Publication time: 8 March 2007, 19:24

Determined to shake guilty consciences, a famous Bollywood filmmaker is preparing a movie exposing the rampant fake killing of Muslims in strife-ravaged, India-administered Kashmir.

"Custodial deaths and fake gun battles of police are a menace in Kashmir," Indian producer and director Mahesh Bhatt told Reuters on Tuesday, March 6.

 

His new project, "Dhoka" or Betrayal, will dramatize on the silver screen routine fake encounter staged by Indian police against innocent Kashmiri Muslims to wing rewards and earn promotions.
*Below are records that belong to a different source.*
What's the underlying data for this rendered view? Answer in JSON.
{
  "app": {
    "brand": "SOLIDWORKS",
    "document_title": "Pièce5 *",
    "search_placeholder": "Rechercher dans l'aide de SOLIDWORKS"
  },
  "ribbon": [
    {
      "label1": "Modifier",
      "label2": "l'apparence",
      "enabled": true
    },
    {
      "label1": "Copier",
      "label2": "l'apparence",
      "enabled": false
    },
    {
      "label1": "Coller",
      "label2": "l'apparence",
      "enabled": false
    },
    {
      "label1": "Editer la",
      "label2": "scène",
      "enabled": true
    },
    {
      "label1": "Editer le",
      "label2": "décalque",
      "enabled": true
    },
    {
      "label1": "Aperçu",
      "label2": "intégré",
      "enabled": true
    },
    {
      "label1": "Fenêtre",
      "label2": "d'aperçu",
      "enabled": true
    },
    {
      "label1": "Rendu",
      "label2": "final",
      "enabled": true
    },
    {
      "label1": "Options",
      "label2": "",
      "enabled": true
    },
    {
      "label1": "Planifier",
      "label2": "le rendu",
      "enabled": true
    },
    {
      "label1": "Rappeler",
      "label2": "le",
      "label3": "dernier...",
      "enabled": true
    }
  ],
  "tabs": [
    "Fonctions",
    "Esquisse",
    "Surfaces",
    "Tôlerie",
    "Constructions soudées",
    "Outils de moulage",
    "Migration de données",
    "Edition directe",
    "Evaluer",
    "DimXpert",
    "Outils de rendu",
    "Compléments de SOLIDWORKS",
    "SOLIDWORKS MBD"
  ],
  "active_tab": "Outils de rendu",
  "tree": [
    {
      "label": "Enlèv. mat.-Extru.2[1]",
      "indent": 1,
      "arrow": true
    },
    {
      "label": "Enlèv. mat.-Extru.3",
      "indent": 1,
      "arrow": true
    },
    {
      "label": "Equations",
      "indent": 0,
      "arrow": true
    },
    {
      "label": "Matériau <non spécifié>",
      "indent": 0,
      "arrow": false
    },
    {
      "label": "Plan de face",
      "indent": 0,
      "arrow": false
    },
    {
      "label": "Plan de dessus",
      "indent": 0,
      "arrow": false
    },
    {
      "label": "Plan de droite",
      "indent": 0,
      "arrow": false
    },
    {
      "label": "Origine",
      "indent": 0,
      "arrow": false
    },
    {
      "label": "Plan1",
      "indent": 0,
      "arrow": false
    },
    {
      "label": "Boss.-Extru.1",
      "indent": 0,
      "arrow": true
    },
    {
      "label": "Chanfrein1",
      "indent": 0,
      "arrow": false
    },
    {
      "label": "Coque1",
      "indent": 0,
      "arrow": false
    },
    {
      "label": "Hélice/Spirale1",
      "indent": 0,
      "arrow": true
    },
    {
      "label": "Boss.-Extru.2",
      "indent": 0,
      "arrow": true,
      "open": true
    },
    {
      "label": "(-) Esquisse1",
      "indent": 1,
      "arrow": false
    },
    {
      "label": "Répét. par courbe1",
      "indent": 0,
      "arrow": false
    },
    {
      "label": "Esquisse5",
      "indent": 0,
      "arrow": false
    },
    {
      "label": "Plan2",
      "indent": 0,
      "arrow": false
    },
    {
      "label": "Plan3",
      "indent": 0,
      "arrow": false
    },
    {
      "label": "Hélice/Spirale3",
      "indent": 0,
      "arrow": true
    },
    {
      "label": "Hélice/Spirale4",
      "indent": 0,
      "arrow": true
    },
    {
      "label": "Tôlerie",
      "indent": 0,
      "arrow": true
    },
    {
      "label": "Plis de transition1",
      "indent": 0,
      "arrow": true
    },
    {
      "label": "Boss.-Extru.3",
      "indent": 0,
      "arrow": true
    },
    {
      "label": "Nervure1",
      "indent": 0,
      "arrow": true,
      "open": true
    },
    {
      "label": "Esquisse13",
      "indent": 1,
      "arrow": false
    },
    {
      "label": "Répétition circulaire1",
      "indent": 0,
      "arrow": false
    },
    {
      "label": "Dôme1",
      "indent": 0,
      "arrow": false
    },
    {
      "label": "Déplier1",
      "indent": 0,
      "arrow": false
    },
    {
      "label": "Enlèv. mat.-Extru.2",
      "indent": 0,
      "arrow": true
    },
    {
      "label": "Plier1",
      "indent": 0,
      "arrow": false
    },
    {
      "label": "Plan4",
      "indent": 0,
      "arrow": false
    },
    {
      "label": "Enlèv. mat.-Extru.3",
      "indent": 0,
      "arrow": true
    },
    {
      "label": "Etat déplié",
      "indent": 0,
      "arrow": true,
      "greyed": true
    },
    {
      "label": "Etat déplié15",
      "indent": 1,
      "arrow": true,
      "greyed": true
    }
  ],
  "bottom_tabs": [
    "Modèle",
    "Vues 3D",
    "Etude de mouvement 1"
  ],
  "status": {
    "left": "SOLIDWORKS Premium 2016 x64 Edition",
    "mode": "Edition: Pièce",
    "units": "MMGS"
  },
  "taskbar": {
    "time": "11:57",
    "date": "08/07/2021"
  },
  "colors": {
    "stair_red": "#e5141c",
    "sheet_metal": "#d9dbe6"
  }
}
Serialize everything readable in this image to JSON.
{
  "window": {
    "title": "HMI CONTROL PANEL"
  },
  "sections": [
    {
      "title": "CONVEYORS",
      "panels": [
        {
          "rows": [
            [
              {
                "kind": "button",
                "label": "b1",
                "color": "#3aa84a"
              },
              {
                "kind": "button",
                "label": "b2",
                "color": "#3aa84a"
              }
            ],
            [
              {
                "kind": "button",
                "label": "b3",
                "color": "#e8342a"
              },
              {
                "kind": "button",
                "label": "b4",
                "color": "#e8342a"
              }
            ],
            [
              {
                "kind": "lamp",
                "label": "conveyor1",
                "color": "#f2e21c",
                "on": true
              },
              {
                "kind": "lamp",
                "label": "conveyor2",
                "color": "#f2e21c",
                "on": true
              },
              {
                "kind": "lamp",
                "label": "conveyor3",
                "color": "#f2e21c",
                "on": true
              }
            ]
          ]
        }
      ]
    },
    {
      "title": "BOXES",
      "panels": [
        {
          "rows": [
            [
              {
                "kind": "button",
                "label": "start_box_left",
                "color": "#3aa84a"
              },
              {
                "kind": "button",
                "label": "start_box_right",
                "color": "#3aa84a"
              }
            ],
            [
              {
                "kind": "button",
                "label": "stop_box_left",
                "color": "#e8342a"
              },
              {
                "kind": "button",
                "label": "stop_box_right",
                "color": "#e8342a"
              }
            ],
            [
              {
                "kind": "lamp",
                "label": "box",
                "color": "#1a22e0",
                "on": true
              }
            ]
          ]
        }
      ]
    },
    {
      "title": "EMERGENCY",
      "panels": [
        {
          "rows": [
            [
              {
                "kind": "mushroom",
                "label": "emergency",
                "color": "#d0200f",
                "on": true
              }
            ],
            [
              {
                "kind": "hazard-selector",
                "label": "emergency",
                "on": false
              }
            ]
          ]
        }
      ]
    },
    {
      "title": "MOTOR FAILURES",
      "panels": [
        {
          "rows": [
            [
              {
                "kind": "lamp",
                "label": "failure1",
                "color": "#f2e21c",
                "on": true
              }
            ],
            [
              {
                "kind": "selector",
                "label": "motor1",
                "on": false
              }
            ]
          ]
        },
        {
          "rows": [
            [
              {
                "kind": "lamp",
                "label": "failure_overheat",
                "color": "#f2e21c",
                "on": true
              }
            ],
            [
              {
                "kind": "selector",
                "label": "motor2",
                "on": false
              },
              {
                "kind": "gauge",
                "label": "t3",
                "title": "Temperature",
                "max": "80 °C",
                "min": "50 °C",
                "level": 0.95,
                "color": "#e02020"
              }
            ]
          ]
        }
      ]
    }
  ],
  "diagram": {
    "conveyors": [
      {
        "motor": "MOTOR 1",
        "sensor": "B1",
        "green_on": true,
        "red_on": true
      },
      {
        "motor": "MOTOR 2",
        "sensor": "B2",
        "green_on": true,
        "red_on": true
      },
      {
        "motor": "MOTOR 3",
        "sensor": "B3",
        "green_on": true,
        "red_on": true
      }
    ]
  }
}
The movie, to be co-directed by his daughter Pooja, tells the story of a young Muslim man whose life is ripped into tatters by the staged killing of someone close to him.

 

Fake killings by police forces have become an epidemic in Kashmir, where some 8,000 Muslims have gone missing since 1989.

 

The Human Rights Watch (HRW) has warned last month that security forces often execute Muslims on claims of fighting terrorism instead of bringing them to trial.

 

Many Kashmiris told HRW that police demand bribes or threaten civilians with extrajudicial executions, warning them that their bodies would be left in the jungle and identified as "foreign militants."

 

The well-known Bollywood director hopes his "Dhoka" will bring the long-running "state atrocities" in the Muslim-majority Himalayan province to the spotlight.

 

"There is a need to speak about the misdeeds of the state, the betrayal of police in each of those regions where human rights are trampled upon everyday."

 

HRW has charged Indian authorities of overlooking routine human rights violations in Kashmir and promoting an atmosphere of immunity.

 

Bhatt, who is known for handling controversial subjects such as Hindu-Muslim tensions, says the movie aims to prick the country's long-sleeping conscience.

 

"The conscience of the country hasn't been questioned on these gross violations of rights of the people of Kashmir," stressed the longtime activist for freedom and religious harmony.

 

In the Indian film industry, the world's largest by number of tickets sold, the light was rarely turned on Muslims' sufferings.

 

Bollywood's offerings on Kashmir have generally stereotyped neighboring Pakistan and Muslims as the villains while celebrating security forces as heroes.

 

The Muslim-majority Himalayan region is divided between Pakistan and India.

 

Since gaining independence from Britain in 1947, the two nuclear-armed neighbors have fought two of their three wars over the disputed region.

 

From April 1948 to 1957, the UN passed a series of resolutions, affirming the right of self-determination of the people of Kashmir in accordance with a referendum to be held under international auspices.